The Chuck Stone Little League, along with the Orange Little League, recently concluded their seasons.

Orange Little league just capped its 60th season with a win by Orange Legion over Dick’ s Auto in the championship game. 

Steve Ringer is the president of Orange Little League. 

“I think overall it was a success,” Ringer said. “One of the goals was to increase the numbers. I think we were able to do that. I am little disappointed we couldn’t get a tournament team together.
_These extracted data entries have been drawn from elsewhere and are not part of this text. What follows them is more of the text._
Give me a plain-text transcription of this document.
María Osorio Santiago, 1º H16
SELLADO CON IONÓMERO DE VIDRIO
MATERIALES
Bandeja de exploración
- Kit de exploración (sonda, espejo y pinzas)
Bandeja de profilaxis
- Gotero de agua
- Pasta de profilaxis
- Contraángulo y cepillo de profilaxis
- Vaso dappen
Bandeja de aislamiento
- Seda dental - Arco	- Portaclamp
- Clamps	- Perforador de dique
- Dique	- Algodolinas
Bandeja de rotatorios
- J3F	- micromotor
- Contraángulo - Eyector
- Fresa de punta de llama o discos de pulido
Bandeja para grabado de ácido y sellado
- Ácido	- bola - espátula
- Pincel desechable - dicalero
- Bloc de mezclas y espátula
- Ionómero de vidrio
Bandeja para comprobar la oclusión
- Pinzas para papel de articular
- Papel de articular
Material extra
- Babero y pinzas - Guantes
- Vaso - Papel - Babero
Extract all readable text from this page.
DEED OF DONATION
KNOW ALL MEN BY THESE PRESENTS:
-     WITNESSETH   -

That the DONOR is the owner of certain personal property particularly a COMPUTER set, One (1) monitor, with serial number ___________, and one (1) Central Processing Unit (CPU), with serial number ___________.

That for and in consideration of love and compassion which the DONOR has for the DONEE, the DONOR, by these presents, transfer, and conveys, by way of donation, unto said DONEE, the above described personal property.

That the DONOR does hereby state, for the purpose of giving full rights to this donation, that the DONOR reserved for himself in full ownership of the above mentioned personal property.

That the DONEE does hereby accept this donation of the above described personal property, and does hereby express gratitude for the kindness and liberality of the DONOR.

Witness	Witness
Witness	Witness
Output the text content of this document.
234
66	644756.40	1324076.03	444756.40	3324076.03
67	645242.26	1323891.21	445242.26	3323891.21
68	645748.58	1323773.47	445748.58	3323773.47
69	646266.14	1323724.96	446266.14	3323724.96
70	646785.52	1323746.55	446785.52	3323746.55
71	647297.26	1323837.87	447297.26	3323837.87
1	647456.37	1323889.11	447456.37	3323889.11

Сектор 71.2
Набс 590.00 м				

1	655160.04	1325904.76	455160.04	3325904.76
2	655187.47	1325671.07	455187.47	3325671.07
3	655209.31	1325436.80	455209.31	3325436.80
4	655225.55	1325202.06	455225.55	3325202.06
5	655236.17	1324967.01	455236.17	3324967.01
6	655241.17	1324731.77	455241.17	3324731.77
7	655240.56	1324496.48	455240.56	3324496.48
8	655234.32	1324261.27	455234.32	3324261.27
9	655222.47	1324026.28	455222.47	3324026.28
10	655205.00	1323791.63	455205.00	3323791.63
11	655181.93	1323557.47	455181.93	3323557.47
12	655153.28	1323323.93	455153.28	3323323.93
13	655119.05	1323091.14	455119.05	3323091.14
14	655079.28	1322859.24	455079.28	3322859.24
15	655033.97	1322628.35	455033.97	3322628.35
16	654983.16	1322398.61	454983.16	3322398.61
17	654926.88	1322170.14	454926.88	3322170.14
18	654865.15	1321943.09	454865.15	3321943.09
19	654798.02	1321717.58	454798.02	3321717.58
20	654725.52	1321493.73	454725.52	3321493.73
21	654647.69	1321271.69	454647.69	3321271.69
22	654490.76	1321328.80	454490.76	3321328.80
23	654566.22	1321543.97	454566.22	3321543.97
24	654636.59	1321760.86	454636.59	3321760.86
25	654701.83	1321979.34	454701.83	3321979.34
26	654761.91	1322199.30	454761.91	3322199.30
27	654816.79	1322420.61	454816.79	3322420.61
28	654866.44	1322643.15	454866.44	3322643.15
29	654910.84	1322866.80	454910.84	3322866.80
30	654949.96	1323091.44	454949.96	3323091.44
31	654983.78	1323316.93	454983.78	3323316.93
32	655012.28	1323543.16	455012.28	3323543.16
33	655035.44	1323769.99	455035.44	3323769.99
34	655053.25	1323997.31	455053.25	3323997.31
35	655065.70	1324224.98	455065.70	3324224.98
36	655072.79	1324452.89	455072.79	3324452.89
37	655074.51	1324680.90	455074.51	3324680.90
My biggest thing was getting the kids to like baseball.”

Orange Little League fielded 90 players this season, which was up for from the previous season.

Engelke-Aiken’s team, Rotary, won the Chuck Stone championship in the league’s 68th season. Athol Little League dates back to 1951; it became the Chuck Stone Little League in 1995.

“I’ve always like baseball,” Engelke-Aiken said. “I feel like we did pretty well fielding.”

Morgan Softic played for Lions this season and was a member of the Chuck Stone All-Stars.

“We didn’t do very well during the regular season,” Softic said. “I just like how its a good way to learn because we have good players on the field with us.”

Chris Engelke coached Rotary during the Chuck Stone regular season. Chuck Stone fielded 33 players in the major league and around 100 total. 

“The great thing about the season is I’ve had some of the kids on the team for three or four years,” Engelke said. “I’ve watched their growth from the beginning to now.”

Engelke also coaches the Chuck Stone All-Stars.

“They have played with each other in previous years,” Engelke said. “It’s like watching a real baseball game. They are capable of making all the plays. It’s a lot of fun.”

During the springtime, there are several different choices for youth sports including soccer and dek hockey.

“I think the first thing they go to is different choices,” Ringer said. “Baseball can be a slow sport. I think there are ways you can show kids they can have fun and keep building on that and then then the numbers can grow.”

Tony Vitello is an assistant coach for the Chuck Stone All-Stars, and coaches the Lions during the season.

“Even in Little League,” Vitello said. “When your players are excited to keep playing, that’s what its all about. It keeps you coming back as a coach. Even when they are about to be mercied and its getting dark out. My team struggled but there was a genuine love for baseball.”